Non si è fermata ai sigilli l’azione della magistratura oristanese. Il sequestro dell’impianto ha come conseguenza inevitabile quella dell’iscrizione di un nome sul registro degli indagati. È quello di Leonardo Galleri (difeso dall’avvocato Danilo Mattana), il legale rappresentante dell’azienda che opera in Planargia, ma che ha dei collegamenti imprenditoriali importanti con la Puglia, regione da cui proviene la gran parte dei fanghi che vengono poi lavorati a Magomadas e che sprigionano quell’odore insopportabile che da oltre un anno tormenta i residenti dei paesi lì attorno. Proprio l’odore, meglio definirlo puzza o miasma, è oggetto di contestazione da parte della procura oristanese che coordina l’inchiesta affidata al Nucleo investigativo provinciale del Corpo forestale. L’emissione di vapori e odori pericolosi si accompagna a quella più generica di reato ambientale, commesso perché l’intera attività avverrebbe senza le autorizzazioni necessarie per il tipo di lavoro che vi viene svolto.

È per questo motivo che una decina di giorni fa il pubblico ministero Marco De Crescenzo, in coordinamento col procuratore Ezio Domenico Basso, aveva presentato alla giudice per le indagini preliminari la richiesta di sequestro dell’impianto.
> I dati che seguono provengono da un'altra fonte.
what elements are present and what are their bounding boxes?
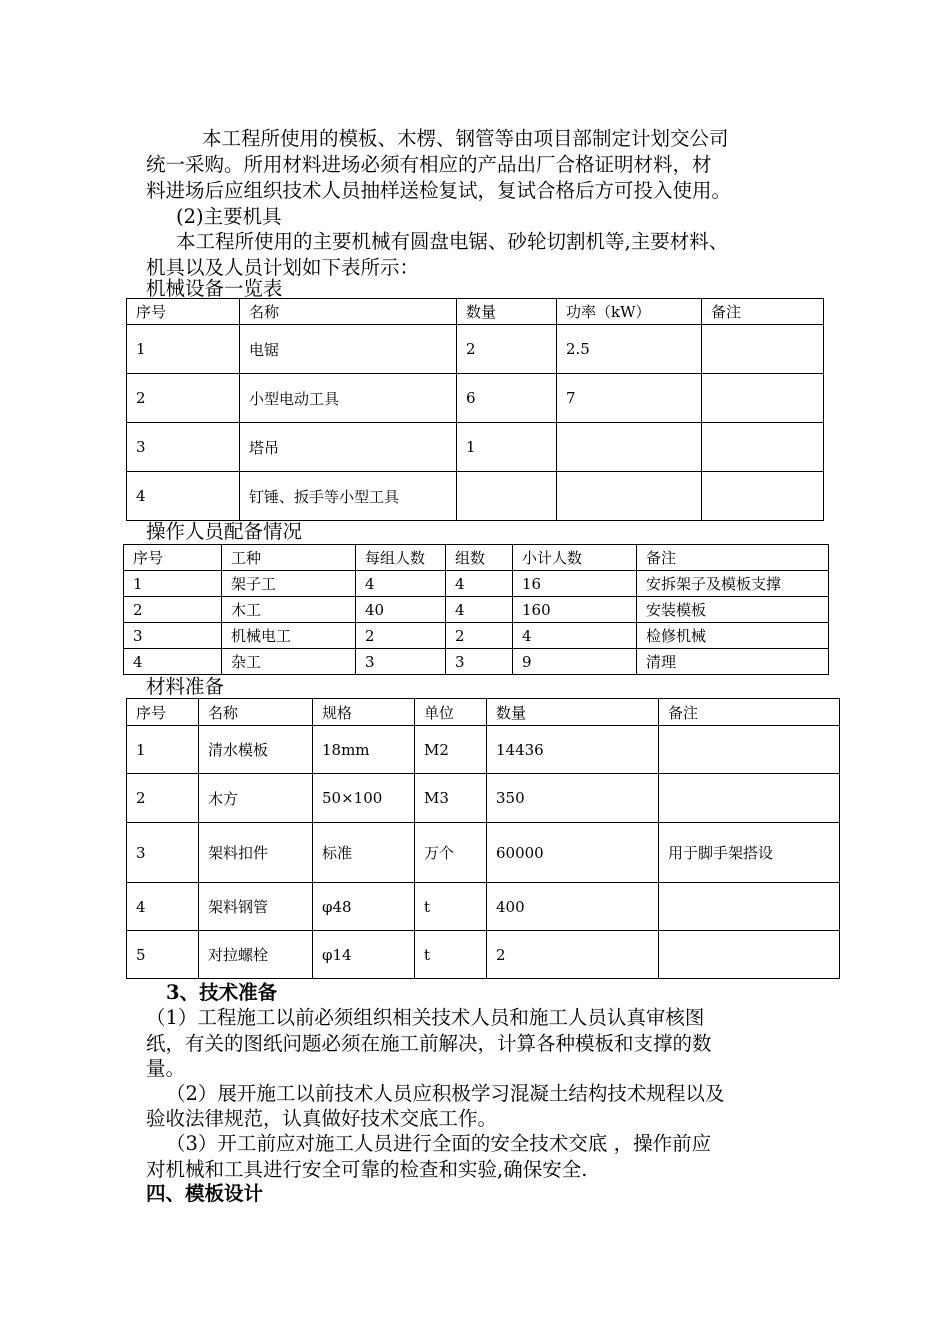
table-cell: 2: [457, 325, 557, 374]
table-cell: φ14: [313, 931, 415, 979]
table-cell: t: [415, 931, 487, 979]
table-cell: 50×100: [313, 774, 415, 823]
table-cell: 2: [124, 597, 222, 623]
table-cell: 350: [487, 774, 659, 823]
table-row: [127, 774, 840, 823]
tech-item2-line-2: 验收法律规范，认真做好技术交底工作。: [146, 1107, 498, 1130]
table-cell: 木工: [222, 597, 356, 623]
machinery-heading: (2)主要机具: [176, 205, 282, 228]
table-cell: [702, 472, 824, 521]
table-cell: 1: [124, 571, 222, 597]
table-cell: 用于脚手架搭设: [659, 823, 840, 883]
table-cell: 16: [513, 571, 637, 597]
table-cell: 2: [127, 374, 240, 423]
tech-heading: 3、技术准备: [166, 981, 278, 1004]
header-cell: 小计人数: [513, 545, 637, 571]
table-cell: M3: [415, 774, 487, 823]
table-cell: 40: [356, 597, 446, 623]
table-cell: 2: [356, 623, 446, 649]
table-cell: 架料钢管: [199, 883, 313, 931]
table-cell: 3: [127, 823, 199, 883]
staff-table: [123, 544, 829, 675]
table-cell: 杂工: [222, 649, 356, 675]
table-cell: 电锯: [240, 325, 457, 374]
table-row: [127, 883, 840, 931]
header-cell: 规格: [313, 699, 415, 726]
table-cell: 塔吊: [240, 423, 457, 472]
table-cell: 对拉螺栓: [199, 931, 313, 979]
section4-heading: 四、模板设计: [146, 1182, 264, 1205]
table-cell: 小型电动工具: [240, 374, 457, 423]
table-cell: 4: [124, 649, 222, 675]
header-cell: 备注: [659, 699, 840, 726]
equipment-table: [126, 298, 824, 521]
table-cell: 架子工: [222, 571, 356, 597]
table-cell: 4: [356, 571, 446, 597]
table-row: [127, 423, 824, 472]
table-cell: 6: [457, 374, 557, 423]
table-row: [124, 571, 829, 597]
tech-item1-line-1: （1）工程施工以前必须组织相关技术人员和施工人员认真审核图: [146, 1006, 705, 1029]
table-cell: 万个: [415, 823, 487, 883]
table-cell: 4: [446, 597, 513, 623]
intro-line-2: 统一采购。所用材料进场必须有相应的产品出厂合格证明材料，材: [146, 153, 712, 176]
machinery-line-2: 机具以及人员计划如下表所示：: [146, 256, 420, 279]
table-row: [127, 325, 824, 374]
table-cell: [557, 423, 702, 472]
header-cell: 组数: [446, 545, 513, 571]
table-cell: 安装模板: [637, 597, 829, 623]
table-cell: [457, 472, 557, 521]
material-table-header: [127, 699, 840, 726]
table-cell: 3: [127, 423, 240, 472]
table-row: [124, 623, 829, 649]
table-cell: [659, 774, 840, 823]
table-cell: [557, 472, 702, 521]
table-cell: 160: [513, 597, 637, 623]
table-cell: [702, 325, 824, 374]
table-cell: 4: [127, 883, 199, 931]
table-cell: 3: [124, 623, 222, 649]
table-cell: [702, 423, 824, 472]
table-cell: 2.5: [557, 325, 702, 374]
equipment-table-caption: 机械设备一览表: [146, 277, 283, 300]
tech-item3-line-2: 对机械和工具进行安全可靠的检查和实验,确保安全.: [146, 1158, 588, 1181]
staff-table-caption: 操作人员配备情况: [146, 520, 303, 543]
table-cell: 3: [356, 649, 446, 675]
table-cell: [659, 726, 840, 774]
table-cell: 清水模板: [199, 726, 313, 774]
header-cell: 数量: [487, 699, 659, 726]
table-cell: 检修机械: [637, 623, 829, 649]
table-cell: t: [415, 883, 487, 931]
machinery-line-1: 本工程所使用的主要机械有圆盘电锯、砂轮切割机等,主要材料、: [176, 230, 729, 253]
table-cell: 4: [513, 623, 637, 649]
intro-line-1: 本工程所使用的模板、木楞、钢管等由项目部制定计划交公司: [202, 127, 729, 150]
table-cell: 2: [487, 931, 659, 979]
header-cell: 名称: [240, 299, 457, 325]
table-cell: 安拆架子及模板支撑: [637, 571, 829, 597]
table-cell: φ48: [313, 883, 415, 931]
staff-table-header: [124, 545, 829, 571]
tech-item1-line-3: 量。: [146, 1057, 186, 1080]
table-cell: 标准: [313, 823, 415, 883]
table-cell: [659, 931, 840, 979]
table-cell: 2: [127, 774, 199, 823]
material-table: [126, 698, 840, 979]
header-cell: 序号: [127, 299, 240, 325]
table-cell: 7: [557, 374, 702, 423]
table-row: [124, 597, 829, 623]
table-cell: 18mm: [313, 726, 415, 774]
header-cell: 序号: [127, 699, 199, 726]
table-cell: 1: [127, 726, 199, 774]
tech-item1-line-2: 纸，有关的图纸问题必须在施工前解决，计算各种模板和支撑的数: [146, 1032, 712, 1055]
table-cell: 2: [446, 623, 513, 649]
header-cell: 备注: [637, 545, 829, 571]
material-table-caption: 材料准备: [146, 675, 225, 698]
table-cell: 400: [487, 883, 659, 931]
table-cell: 4: [446, 571, 513, 597]
table-cell: [702, 374, 824, 423]
header-cell: 序号: [124, 545, 222, 571]
tech-item2-line-1: （2）展开施工以前技术人员应积极学习混凝土结构技术规程以及: [166, 1082, 725, 1105]
table-row: [127, 472, 824, 521]
header-cell: 每组人数: [356, 545, 446, 571]
table-cell: 5: [127, 931, 199, 979]
header-cell: 功率（kW）: [557, 299, 702, 325]
table-cell: 3: [446, 649, 513, 675]
table-cell: 机械电工: [222, 623, 356, 649]
table-cell: 14436: [487, 726, 659, 774]
table-cell: M2: [415, 726, 487, 774]
header-cell: 名称: [199, 699, 313, 726]
table-row: [127, 823, 840, 883]
table-cell: 60000: [487, 823, 659, 883]
table-cell: 1: [127, 325, 240, 374]
header-cell: 备注: [702, 299, 824, 325]
table-cell: 清理: [637, 649, 829, 675]
table-cell: 架料扣件: [199, 823, 313, 883]
table-cell: 1: [457, 423, 557, 472]
header-cell: 工种: [222, 545, 356, 571]
table-row: [127, 931, 840, 979]
tech-item3-line-1: （3）开工前应对施工人员进行全面的安全技术交底 ，操作前应: [166, 1132, 712, 1155]
header-cell: 单位: [415, 699, 487, 726]
table-cell: 4: [127, 472, 240, 521]
table-row: [127, 726, 840, 774]
table-cell: 9: [513, 649, 637, 675]
table-cell: 木方: [199, 774, 313, 823]
intro-line-3: 料进场后应组织技术人员抽样送检复试，复试合格后方可投入使用。: [146, 179, 732, 202]
table-cell: 钉锤、扳手等小型工具: [240, 472, 457, 521]
table-cell: [659, 883, 840, 931]
equipment-table-header: [127, 299, 824, 325]
table-row: [124, 649, 829, 675]
table-row: [127, 374, 824, 423]
header-cell: 数量: [457, 299, 557, 325]
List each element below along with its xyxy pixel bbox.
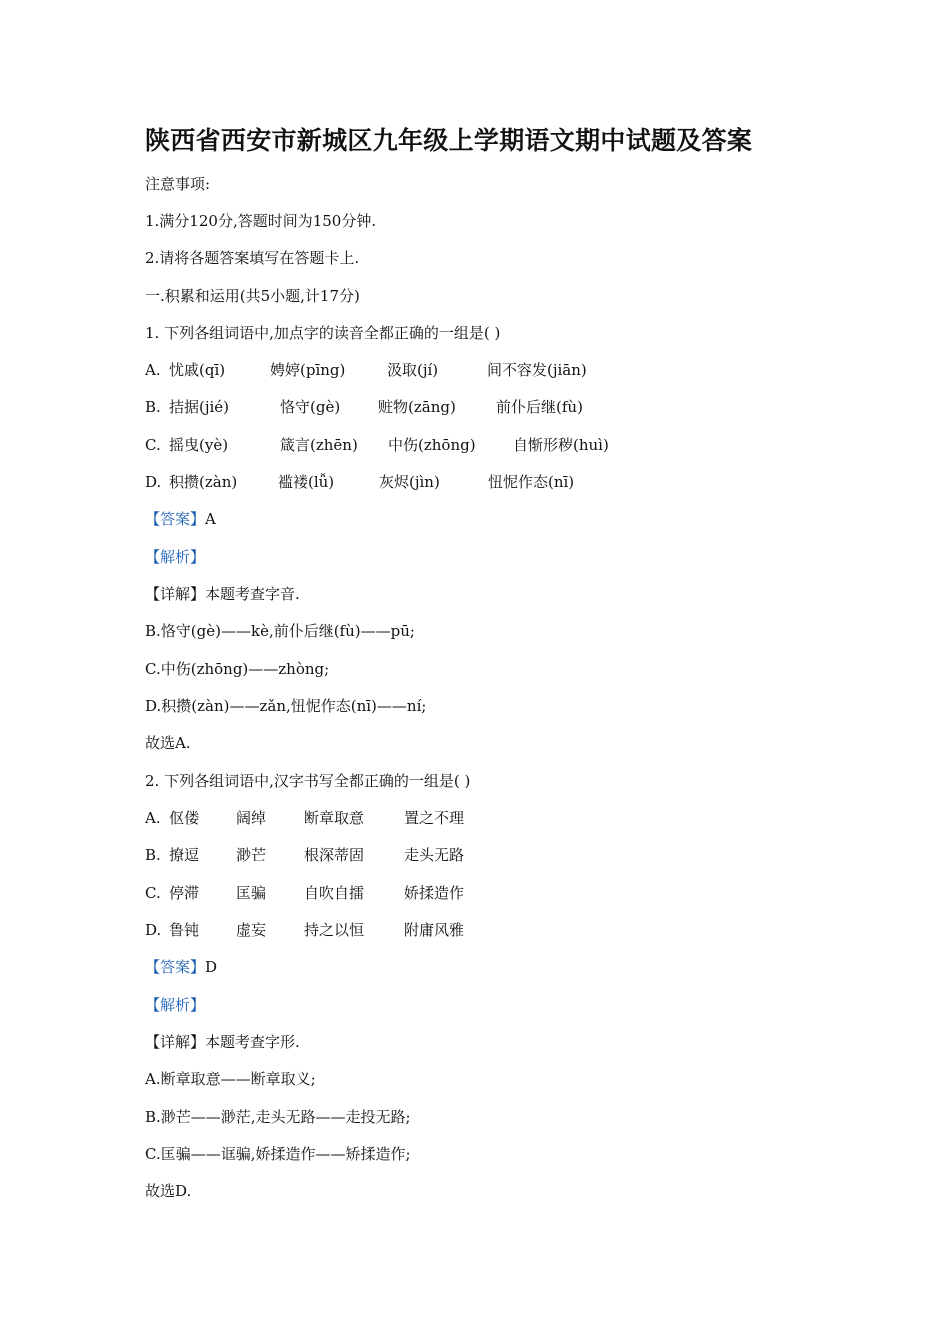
q1-answer: [145, 509, 216, 529]
option-word: 渺芒: [236, 846, 267, 864]
q2-analysis-tag: 【解析】: [145, 996, 206, 1014]
option-word: 前仆后继(fù): [496, 398, 583, 416]
option-letter: B.: [145, 398, 161, 416]
notice-item: 2.请将各题答案填写在答题卡上.: [145, 249, 360, 267]
option-word: 自惭形秽(huì): [513, 436, 609, 454]
option-word: 走头无路: [404, 846, 465, 864]
notice-item: 1.满分120分,答题时间为150分钟.: [145, 212, 377, 230]
option-word: 置之不理: [404, 809, 465, 827]
q2-option-a: [145, 808, 765, 828]
question-2-stem: 2. 下列各组词语中,汉字书写全都正确的一组是( ): [145, 772, 471, 790]
option-word: 褴褛(lǚ): [278, 473, 335, 491]
q1-option-c: [145, 435, 765, 455]
notice-heading: 注意事项:: [145, 175, 211, 193]
answer-value: A: [205, 510, 216, 528]
answer-value: D: [205, 958, 218, 976]
option-word: 持之以恒: [304, 921, 365, 939]
q2-detail: [145, 1032, 300, 1052]
detail-text: 本题考查字音.: [205, 585, 300, 603]
option-word: 拮据(jié): [169, 398, 230, 416]
option-word: 摇曳(yè): [169, 436, 229, 454]
q1-option-b: [145, 397, 765, 417]
q2-explanation: C.匡骗——诓骗,娇揉造作——矫揉造作;: [145, 1145, 411, 1163]
section-heading: 一.积累和运用(共5小题,计17分): [145, 287, 360, 305]
option-word: 断章取意: [304, 809, 365, 827]
option-word: 汲取(jí): [387, 361, 439, 379]
option-word: 娉婷(pīng): [270, 361, 346, 379]
option-letter: C.: [145, 884, 161, 902]
option-letter: D.: [145, 921, 162, 939]
q1-explanation: B.恪守(gè)——kè,前仆后继(fù)——pū;: [145, 622, 415, 640]
q2-conclusion: 故选D.: [145, 1182, 192, 1200]
option-letter: A.: [145, 361, 161, 379]
detail-tag: 【详解】: [145, 585, 206, 603]
q1-detail: [145, 584, 300, 604]
option-letter: D.: [145, 473, 162, 491]
option-word: 根深蒂固: [304, 846, 365, 864]
option-word: 阔绰: [236, 809, 267, 827]
question-1-stem: 1. 下列各组词语中,加点字的读音全都正确的一组是( ): [145, 324, 501, 342]
q1-explanation: D.积攒(zàn)——zǎn,忸怩作态(nī)——ní;: [145, 697, 427, 715]
option-word: 鲁钝: [169, 921, 200, 939]
detail-text: 本题考查字形.: [205, 1033, 300, 1051]
q2-explanation: A.断章取意——断章取义;: [145, 1070, 316, 1088]
q1-explanation: C.中伤(zhōng)——zhòng;: [145, 660, 330, 678]
option-word: 停滞: [169, 884, 200, 902]
option-word: 中伤(zhōng): [388, 436, 476, 454]
option-word: 撩逗: [169, 846, 200, 864]
q1-option-a: [145, 360, 765, 380]
option-word: 恪守(gè): [280, 398, 341, 416]
answer-tag: 【答案】: [145, 510, 206, 528]
document-title: 陕西省西安市新城区九年级上学期语文期中试题及答案: [145, 126, 753, 155]
detail-tag: 【详解】: [145, 1033, 206, 1051]
option-word: 赃物(zāng): [378, 398, 456, 416]
option-word: 忧戚(qī): [169, 361, 226, 379]
q1-option-d: [145, 472, 765, 492]
option-word: 娇揉造作: [404, 884, 465, 902]
option-word: 箴言(zhēn): [280, 436, 358, 454]
option-word: 虚妄: [236, 921, 267, 939]
option-word: 灰烬(jìn): [379, 473, 440, 491]
q2-option-c: [145, 883, 765, 903]
option-letter: B.: [145, 846, 161, 864]
option-letter: A.: [145, 809, 161, 827]
option-letter: C.: [145, 436, 161, 454]
option-word: 伛偻: [169, 809, 200, 827]
option-word: 自吹自擂: [304, 884, 365, 902]
option-word: 匡骗: [236, 884, 267, 902]
q2-option-d: [145, 920, 765, 940]
q2-explanation: B.渺芒——渺茫,走头无路——走投无路;: [145, 1108, 411, 1126]
option-word: 附庸风雅: [404, 921, 465, 939]
q2-option-b: [145, 845, 765, 865]
answer-tag: 【答案】: [145, 958, 206, 976]
option-word: 忸怩作态(nī): [488, 473, 575, 491]
q1-conclusion: 故选A.: [145, 734, 191, 752]
option-word: 积攒(zàn): [169, 473, 238, 491]
q2-answer: [145, 957, 217, 977]
q1-analysis-tag: 【解析】: [145, 548, 206, 566]
option-word: 间不容发(jiān): [487, 361, 587, 379]
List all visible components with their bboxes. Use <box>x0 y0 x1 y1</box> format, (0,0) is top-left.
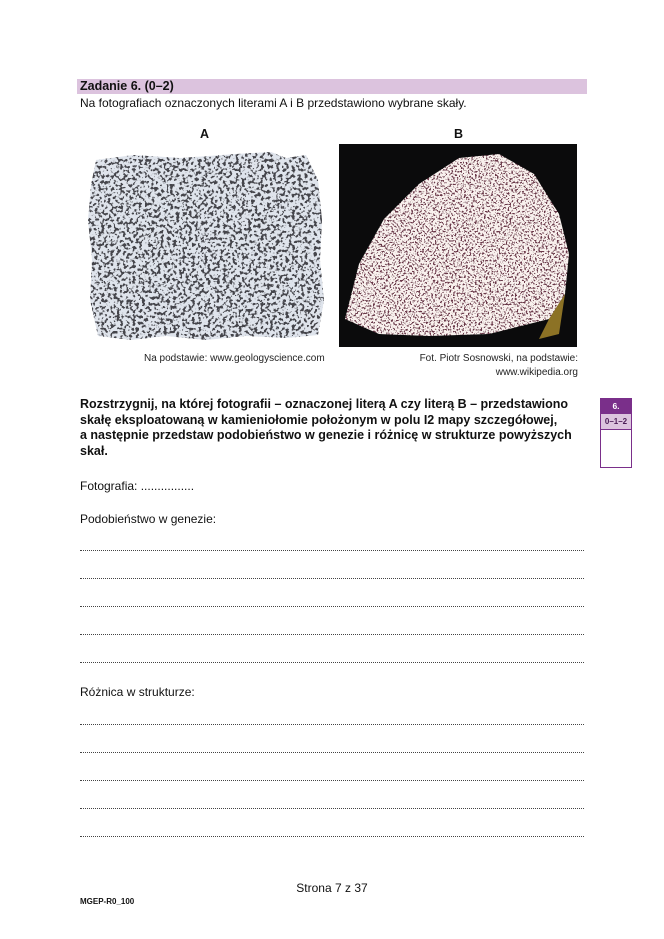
difference-answer-line[interactable] <box>80 808 584 809</box>
task-question <box>80 397 585 459</box>
similarity-label: Podobieństwo w genezie: <box>80 512 217 526</box>
similarity-answer-line[interactable] <box>80 550 584 551</box>
photo-b-porphyry <box>339 144 577 347</box>
photo-answer-label[interactable]: Fotografia: ................ <box>80 479 195 493</box>
difference-answer-line[interactable] <box>80 780 584 781</box>
difference-label: Różnica w strukturze: <box>80 685 195 699</box>
question-line: Rozstrzygnij, na której fotografii – oznaczonej literą A czy literą B – przedstawiono <box>80 397 569 411</box>
similarity-answer-line[interactable] <box>80 606 584 607</box>
page-number: Strona 7 z 37 <box>296 881 368 895</box>
exam-code: MGEP-R0_100 <box>80 897 135 906</box>
photo-a-label: A <box>200 127 210 141</box>
question-line: skał. <box>80 443 108 458</box>
difference-answer-line[interactable] <box>80 724 584 725</box>
photo-b-caption-line2: www.wikipedia.org <box>495 367 578 378</box>
similarity-answer-line[interactable] <box>80 578 584 579</box>
difference-answer-line[interactable] <box>80 836 584 837</box>
similarity-answer-line[interactable] <box>80 634 584 635</box>
similarity-answer-line[interactable] <box>80 662 584 663</box>
task-title: Zadanie 6. (0–2) <box>80 79 174 93</box>
score-box <box>600 398 632 468</box>
question-line: a następnie przedstaw podobieństwo w genezie i różnicę w strukturze powyższych <box>80 428 572 442</box>
photo-a-caption: Na podstawie: www.geologyscience.com <box>144 353 325 364</box>
difference-answer-line[interactable] <box>80 752 584 753</box>
score-task-number: 6. <box>601 399 631 414</box>
score-range[interactable]: 0–1–2 <box>601 414 631 430</box>
photo-a-granite <box>86 150 326 345</box>
task-intro: Na fotografiach oznaczonych literami A i B przedstawiono wybrane skały. <box>80 96 467 110</box>
question-line: skałę eksploatowaną w kamieniołomie położonym w polu I2 mapy szczegółowej, <box>80 412 558 427</box>
photo-b-label: B <box>454 127 464 141</box>
photo-b-caption-line1: Fot. Piotr Sosnowski, na podstawie: <box>419 353 578 364</box>
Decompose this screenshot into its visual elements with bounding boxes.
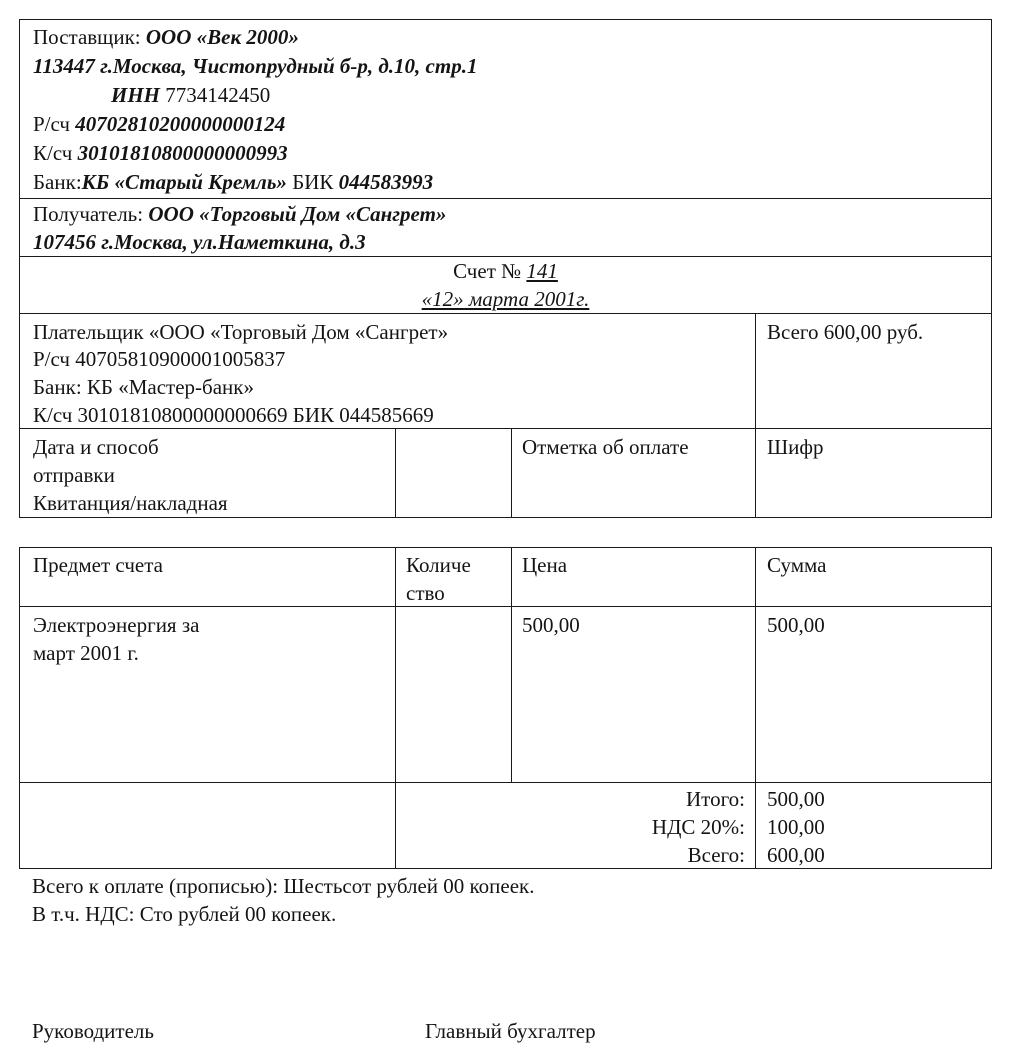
header-subject: Предмет счета: [33, 553, 163, 577]
totals-value: 500,00: [767, 787, 825, 811]
total-in-words: Всего к оплате (прописью): Шестьсот рублей 00 копеек.: [32, 874, 535, 898]
divider: [755, 313, 756, 518]
rs-value: 40702810200000000124: [75, 112, 286, 136]
divider: [395, 548, 396, 868]
rs-label: Р/сч: [33, 112, 70, 136]
dispatch-label: Квитанция/накладная: [33, 491, 228, 515]
inn-value: 7734142450: [165, 83, 271, 107]
totals-label: НДС 20%:: [651, 815, 745, 839]
director-signature-label: Руководитель: [32, 1019, 154, 1043]
invoice-title: [20, 257, 991, 286]
divider: [20, 606, 991, 607]
invoice-number: 141: [526, 259, 558, 283]
recipient-name: ООО «Торговый Дом «Сангрет»: [148, 202, 447, 226]
payer-correspondent: К/сч 30101810800000000669 БИК 044585669: [33, 403, 434, 427]
dispatch-label: Дата и способ: [33, 435, 159, 459]
bank-name: КБ «Старый Кремль»: [81, 170, 287, 194]
divider: [20, 198, 991, 199]
supplier-ks-line: [33, 139, 288, 168]
table-row-subject: Электроэнергия за: [33, 613, 200, 637]
header-price: Цена: [522, 553, 568, 577]
payment-mark-label: Отметка об оплате: [522, 435, 689, 459]
divider: [511, 548, 512, 782]
ks-value: 30101810800000000993: [77, 141, 288, 165]
header-sum: Сумма: [767, 553, 827, 577]
bik-value: 044583993: [338, 170, 434, 194]
table-row-sum: 500,00: [767, 613, 825, 637]
payer-line: Плательщик «ООО «Торговый Дом «Сангрет»: [33, 320, 449, 344]
ks-label: К/сч: [33, 141, 73, 165]
payer-bank: Банк: КБ «Мастер-банк»: [33, 375, 254, 399]
bik-label: БИК: [292, 170, 334, 194]
header-qty: Количе: [406, 553, 471, 577]
supplier-rs-line: [33, 110, 285, 139]
invoice-date: «12» марта 2001г.: [421, 287, 590, 311]
recipient-address: 107456 г.Москва, ул.Наметкина, д.3: [33, 230, 366, 254]
divider: [395, 428, 396, 518]
dispatch-label: отправки: [33, 463, 115, 487]
totals-value: 100,00: [767, 815, 825, 839]
table-row-subject: март 2001 г.: [33, 641, 139, 665]
supplier-line: [33, 23, 299, 52]
payer-total: Всего 600,00 руб.: [767, 320, 924, 344]
bank-label: Банк:: [33, 170, 82, 194]
recipient-line: [33, 200, 446, 229]
supplier-inn-line: [111, 81, 270, 110]
header-qty: ство: [406, 581, 445, 605]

Esaminati gli atti, la giudice Annie Cecile Pinello ha ordinato l’apposizione dei sigilli e così, ieri mattina, gli agenti del Corpo forestale si sono presentati nello stabilimento.

Sono gli stessi agenti che da tempo indagavano e che, nelle scorse settimane, dopo aver precedentemente raccolto numerosi documenti in Comune, avevano convocato varie persone per avere un quadro completo della situazione. D’altro canto la ditta continuava a ribadire che la propria azione si stava svolgendo nel solco della legalità, ma il provvedimento di sequestro cambia di molto la prospettiva da cui guardare il caso, anche perché l’azione della procura ha ottenuto già così un primo parere favorevole da parte della magistratura giudicante.

Il provvedimento di sequestro verrà ora esaminato dai legali della ditta e non è escluso, anzi è probabile, che ci sia un’immediata richiesta di riesame nel tentativo di annullare il sequestro. Sono passi futuri, azioni ancora da compiere che comunque spostano la vicenda dei fanghi su un nuovo palcoscenico. Sinora, mentre l’indagine andava avanti silente, la vera battaglia si era combattuta a parole. L’unico suono che si poteva sentire di continuo era quello delle proteste sulla stampa, degli interventi durante consigli comunali o riunioni politiche e della costituzione dei comitati contrari all’impianto. Ora non più. Da questo momento l’affare Geco è soprattutto una questione penale.